Bid speculation among Nordic banks and gains for Ahold led European equity markets higher on Tuesday but sentiment remained cautious as investors awaited the latest decision on US interest rates from the Federal Reserve.
The FTSE Eurofirst 300 rose 5.8 points, or 0.4 per cent, to 1,462.53.
Deutsche Bank said the bull market for European equities should extend into a fifth year into 2007. Bernd Meyer, analyst, said consensus earnings forecasts of 8-9 per cent growth appeared achievable and valuations were attractive with some scope for equities to enjoy a re-rating as interest rates were expected to decline.
Nordea jumped 6.7 per cent to SKr107, as bid speculation swirled around the Nordic region’s largest bank after it was revealed that Finland’s Sampo had bought a further 12.8m shares in November. Sampo rose 3.1 per cent to €20.20, but some analysts thought the company was only seeking a tactical holding in Nordea ahead of the Swedish government’s sale of its remaining holding rather than preparing a full bid.
The news sparked gains for peers SEB, up 2.6 per cent to SKr213.00 and Svenska Handelsbanken, 0.5 per cent firmer at SKr192.50.
Ahold gained 3.9 per cent to €7.81 as speculation mounted over the pace and depth of the Dutch retailer’s restructuring programme.
In November, Anders Moberg, Ahold’s chief executive, bowed to shareholder pressure and agreed to sell some of its US interests but hedge fund investors have been pressing for more radical action.
UBS said Ahold could raise €5.5bn ($7.28bn) from asset disposals, pay back up to €2.7bn in debt and enjoy significant earnings enhancement via a share buy-back. Centaurus and Paulson – the hedge funds that together hold 6.4 per cent – are still calling for a complete US exit and UBS said they were likely to resume their agitation given the recent weakness in Ahold’s share price.
ABN Amro rose 2.3 per cent to €23.39 after the Dutch investment bank said last year’s acquisition of Banca Antonveneta would deliver higher revenue synergies (estimated at €250m from €100m originally), underlining the potential attractions of Italian banks to foreign predators.
Umicore gained 5.1 per cent to €121.60 after the Belgian metals smelter announced a joint venture with Australia’s Zinifex, which will eventually create the world’s largest zinc smelting producer. The new company will produce 1.2m tonnes of zinc annually and is expected to be separately listed via an IPO in late 2007 or early 2008.

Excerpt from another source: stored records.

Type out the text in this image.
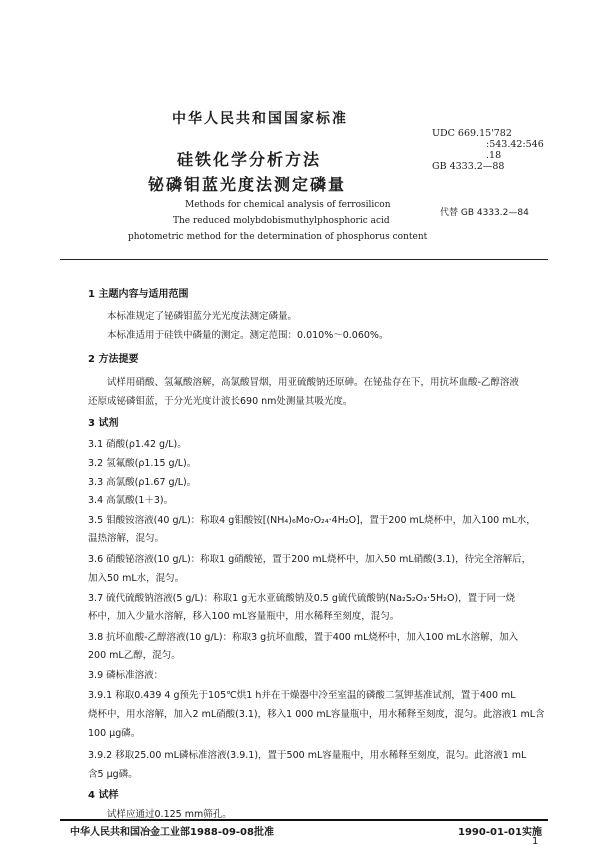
中华人民共和国国家标准
UDC 669.15'782
:543.42:546
.18
GB 4333.2—88
硅铁化学分析方法
铋磷钼蓝光度法测定磷量
代替 GB 4333.2—84
Methods for chemical analysis of ferrosilicon
The reduced molybdobismuthylphosphoric acid
photometric method for the determination of phosphorus content
1 主题内容与适用范围
本标准规定了铋磷钼蓝分光光度法测定磷量。
本标准适用于硅铁中磷量的测定。测定范围：0.010%～0.060%。
2 方法提要
试样用硝酸、氢氟酸溶解，高氯酸冒烟，用亚硫酸钠还原砷。在铋盐存在下，用抗坏血酸-乙醇溶液
还原成铋磷钼蓝，于分光光度计波长690 nm处测量其吸光度。
3 试剂
3.1 硝酸(ρ1.42 g/L)。
3.2 氢氟酸(ρ1.15 g/L)。
3.3 高氯酸(ρ1.67 g/L)。
3.4 高氯酸(1＋3)。
3.5 钼酸铵溶液(40 g/L)：称取4 g钼酸铵[(NH₄)₆Mo₇O₂₄·4H₂O]，置于200 mL烧杯中，加入100 mL水，
温热溶解，混匀。
3.6 硝酸铋溶液(10 g/L)：称取1 g硝酸铋，置于200 mL烧杯中，加入50 mL硝酸(3.1)，待完全溶解后，
加入50 mL水，混匀。
3.7 硫代硫酸钠溶液(5 g/L)：称取1 g无水亚硫酸钠及0.5 g硫代硫酸钠(Na₂S₂O₃·5H₂O)，置于同一烧
杯中，加入少量水溶解，移入100 mL容量瓶中，用水稀释至刻度，混匀。
3.8 抗坏血酸-乙醇溶液(10 g/L)：称取3 g抗坏血酸，置于400 mL烧杯中，加入100 mL水溶解，加入
200 mL乙醇，混匀。
3.9 磷标准溶液：
3.9.1 称取0.439 4 g预先于105℃烘1 h并在干燥器中冷至室温的磷酸二氢钾基准试剂，置于400 mL
烧杯中，用水溶解，加入2 mL硝酸(3.1)，移入1 000 mL容量瓶中，用水稀释至刻度，混匀。此溶液1 mL含
100 μg磷。
3.9.2 移取25.00 mL磷标准溶液(3.9.1)，置于500 mL容量瓶中，用水稀释至刻度，混匀。此溶液1 mL
含5 μg磷。
4 试样
试样应通过0.125 mm筛孔。
中华人民共和国冶金工业部1988-09-08批准	1990-01-01实施
1
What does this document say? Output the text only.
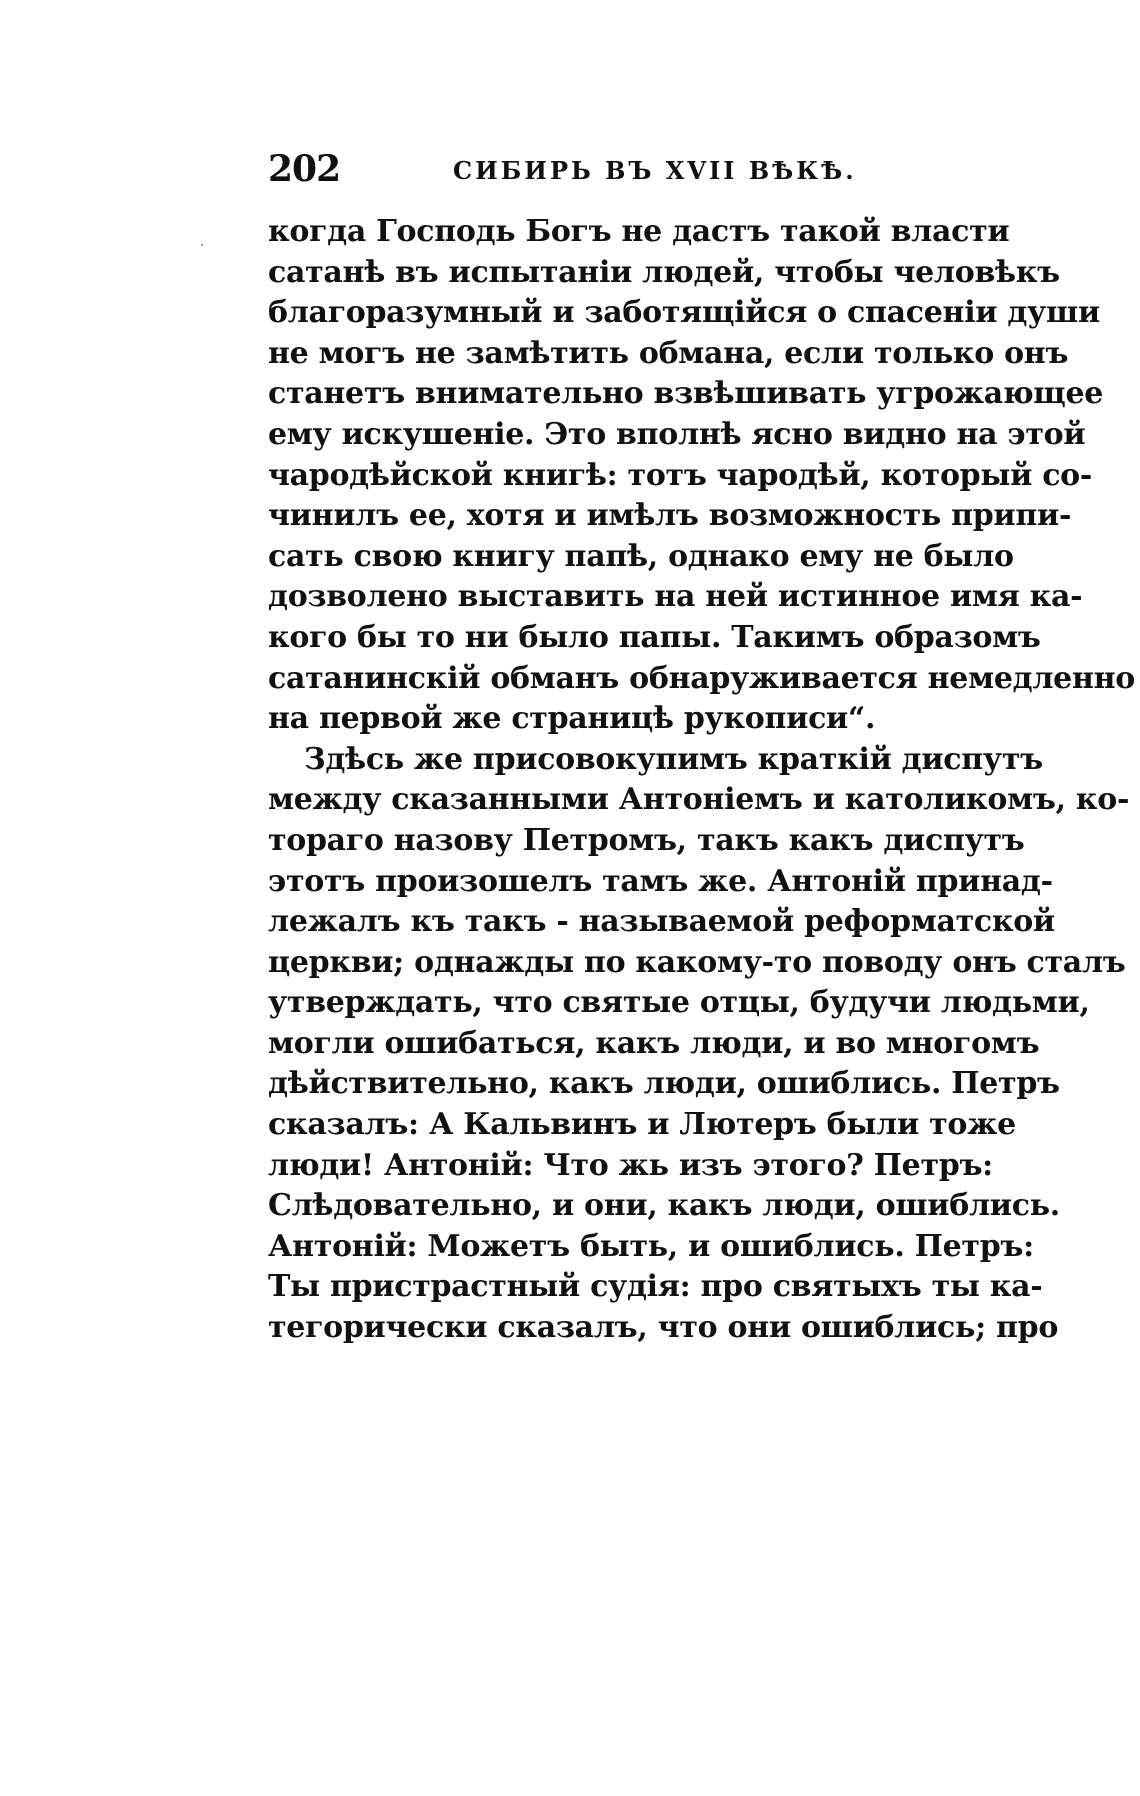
202	СИБИРЬ ВЪ XVII ВѢКѢ.
когда Господь Богъ не дастъ такой власти
сатанѣ въ испытаніи людей, чтобы человѣкъ
благоразумный и заботящійся о спасеніи души
не могъ не замѣтить обмана, если только онъ
станетъ внимательно взвѣшивать угрожающее
ему искушеніе. Это вполнѣ ясно видно на этой
чародѣйской книгѣ: тотъ чародѣй, который со-
чинилъ ее, хотя и имѣлъ возможность припи-
сать свою книгу папѣ, однако ему не было
дозволено выставить на ней истинное имя ка-
кого бы то ни было папы. Такимъ образомъ
сатанинскій обманъ обнаруживается немедленно
на первой же страницѣ рукописи“.
Здѣсь же присовокупимъ краткій диспутъ
между сказанными Антоніемъ и католикомъ, ко-
тораго назову Петромъ, такъ какъ диспутъ
этотъ произошелъ тамъ же. Антоній принад-
лежалъ къ такъ - называемой реформатской
церкви; однажды по какому-то поводу онъ сталъ
утверждать, что святые отцы, будучи людьми,
могли ошибаться, какъ люди, и во многомъ
дѣйствительно, какъ люди, ошиблись. Петръ
сказалъ: А Кальвинъ и Лютеръ были тоже
люди! Антоній: Что жь изъ этого? Петръ:
Слѣдовательно, и они, какъ люди, ошиблись.
Антоній: Можетъ быть, и ошиблись. Петръ:
Ты пристрастный судія: про святыхъ ты ка-
тегорически сказалъ, что они ошиблись; про
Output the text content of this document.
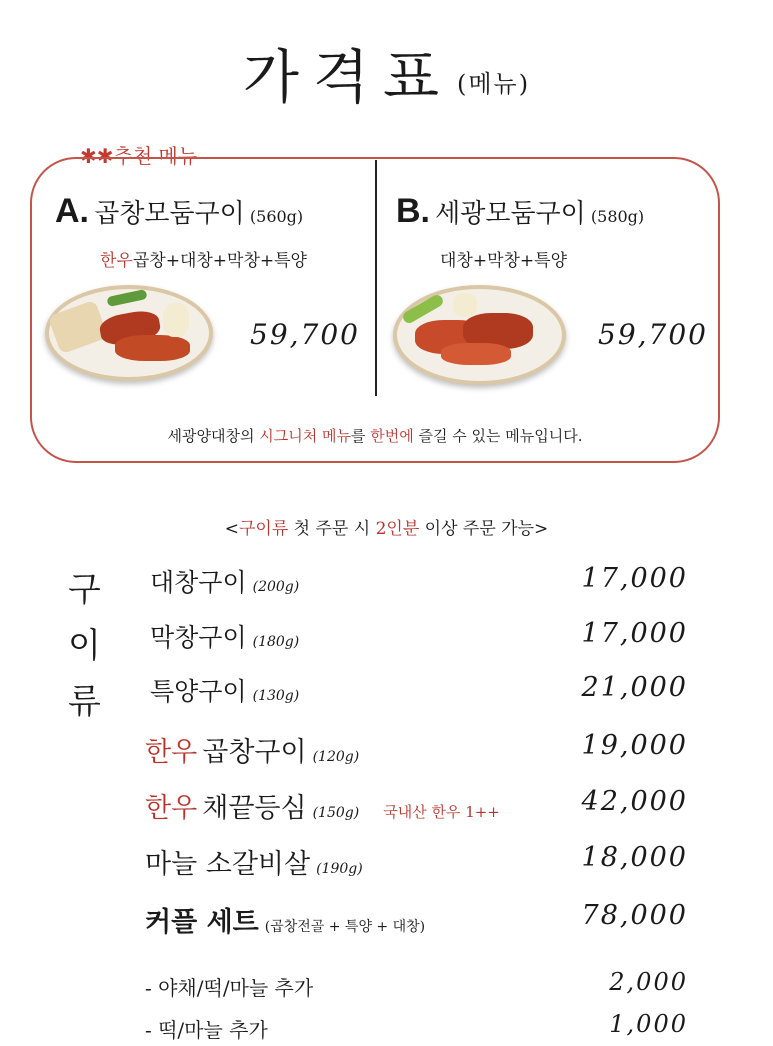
가격표 (메뉴)
✱✱추천 메뉴
A. 곱창모둠구이 (560g)
한우곱창+대창+막창+특양
59,700
B. 세광모둠구이 (580g)
대창+막창+특양
59,700
세광양대창의 시그니처 메뉴를 한번에 즐길 수 있는 메뉴입니다.
<구이류 첫 주문 시 2인분 이상 주문 가능>
구
이
류
대창구이 (200g)	17,000
막창구이 (180g)	17,000
특양구이 (130g)	21,000
한우 곱창구이 (120g)	19,000
한우 채끝등심 (150g) 국내산 한우 1++	42,000
마늘 소갈비살 (190g)	18,000
커플 세트 (곱창전골 + 특양 + 대창)	78,000
- 야채/떡/마늘 추가	2,000
- 떡/마늘 추가	1,000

Sophie Jourdier of Citigroup said the joint venture could deliver synergies worth €5 a share for Umicore and drive a re-rating of its shares as the transformation into a high-return precious metals company was completed. Citigroup reiterated its “buy” rating and €150 price target.
Deutsche Borse moved 2.1 per cent lower to €134.22 after WestLB downgraded its recommendation on the bourse operator from “add” to “hold” on valuation grounds after the stock’s recent strong run.
WestLB resumed coverage of Arques Industries, the German venture capital group, reiterating a “buy” recommendation and raising its price target from €16 to €20.
This week, Arques raised its earnings forecasts for 2006 and 2007 and said it envisaged making larger acquisitions involving companies with sales of more than €500m.
Wolfgang Fickus at WestLB said Arques was expected to make at least two further disposals, which should fuel confidence that profits can be generated from its portfolio. Arques dipped 0.9 per cent to €15.01.
Further consolidation in the German staffing market looks certain after Adecco Germany signalled its intent to pursue deals. Amadeus Fire, the market leader for higher qualified temping staff in the finance sector, is seen as a likely target. Amadeus Fire fell 2.4 per cent to €14.15 while Adecco, the world’s biggest temporary employment group added 1.1 per cent to SFr83.30.
Carrefour gained 2 per cent to €47.22 as the value of the French retailer’s interests in China were underlined by Tesco’s decision to acquire the remaining half of Hymall, a China-based supermarket chain.
Philips Electronics eased 0.7 per cent to €27.72 after its LG.Philips LCD joint venture in South Korea shed nearly 8 per cent following probes into price fixing.